Weird multi tap-tunnel bridge lagg setup needs some help

  • Hi all,

    due to some weird decissions we sadly could not prevent, we have a task on setting up a link between two buildings on rather large campus. Sadly direct wiring, either copper or optical is not an option and for the second building due to cable length on phone lines only some very poor internet or WAN access was available.

    Despite recommendations from technicans now a WiFi based radio link was set up. We wanted some more advanced radio equipment running on different frequencies and providing some more features and are stuck now with some Outdoor WiFi access points which support some point to point connection on 5 GHz with some respectable bandwidth (835 MBit/s) over a quite large distance. Not bad for certain stuff, but not exactly what we need.
    To get some redundancy, we got two pairs of radios, so we should be able to do some loadbalancing and have a failover option.

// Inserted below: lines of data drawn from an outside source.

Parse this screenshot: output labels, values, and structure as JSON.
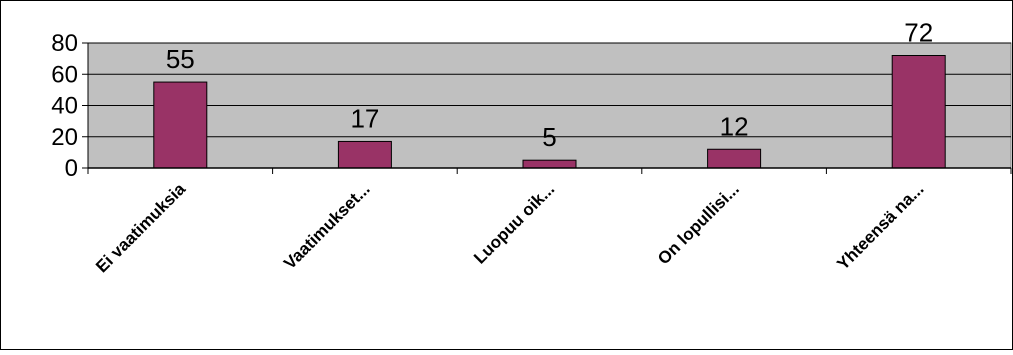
{
  "chart_data": {
    "type": "bar",
    "title": "",
    "xlabel": "",
    "ylabel": "",
    "categories": [
      "Ei vaatimuksia",
      "Vaatimukset...",
      "Luopuu oik...",
      "On lopullisi...",
      "Yhteensä na..."
    ],
    "values": [
      55,
      17,
      5,
      12,
      72
    ],
    "data_labels": [
      "55",
      "17",
      "5",
      "12",
      "72"
    ],
    "ylim": [
      0,
      80
    ],
    "yticks": [
      0,
      20,
      40,
      60,
      80
    ],
    "ytick_labels": [
      "0",
      "20",
      "40",
      "60",
      "80"
    ],
    "grid": true,
    "legend": false,
    "colors": {
      "bar": "#993366",
      "plot_background": "#c0c0c0",
      "gridline": "#000000"
    }
  }
}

    Luckily the devices are able to work L2 transparent in some way, so with one radio link we can simply plug in to switches on both sides and transport tagged vlans without issues, but problems come with the second link.
    Those devices have only one Ethernet Port and the link stays up as long as the radios have power, so you can access them for management. No dedicated Port for Data.
    If now the wireles link is lost for some reason (which we already had about once per month…), the ethernet link stays up and all means our switches have to do a failover simply do not recognize the problem with the lost connection and no failover occurs.

    Transparent Layer 2 link is required, as for some security reasons it is required to have nodes for several clusters in both separated buildings. But for the cluster failover to work, all nodes need to be in the same subnet. For different technical reasons so far no other solution can be expected for quite some time.

    Now our idea was to set up some appliances we had as "leftovers" with pfSense and try following idea among others:
    each radio is connected to one ethernet port of the appliance, in our case lets say OPT2 and OPT3. Each link has its own small subnet and some OpenVPN connection is set up, each pfsense having one interface with server and the other with client. This works fine so far. loss of wireless link should get us the tap device down, allowing for a proper failover.

    To provide load balancing or at least failover, the tap devices are incorporated into a LAGG using LACP for now. If I set up IP adresses in the same subnet on both lagg interfaces, the boxes can ping each other, success till now.

    Now VLANs come into the equation. We set up same VLANS on OPT1 and LAGG interface.
    Each VLAN is assigned to an interface, the matching vlan interfaces for OPT1 and LAGG are bridged...

    Idea sounds great, but so far not working.

    Doing packet captures on the different interfaces in promiscuous mode and trying to ping between nodes in each location (luckily only a lab setup so far) I can see arp requests from the local server, requesting the remote servers ip on each pfsense on OPT1, VLANs, LAGG. Thus bridging seems to work.
    but arp requests seem not to span the tunnel...

    Previously we tried other setups using GIF, GRE, QinQ in a comparable way, but no luck, if we got the configuration that far.

    Has anyone any idea what we are doing wrong, what we might have overseen, or why this could not work in this way at all and how we can achieve this? Ideas not exactly sticking to what we tried so far are welcome as well.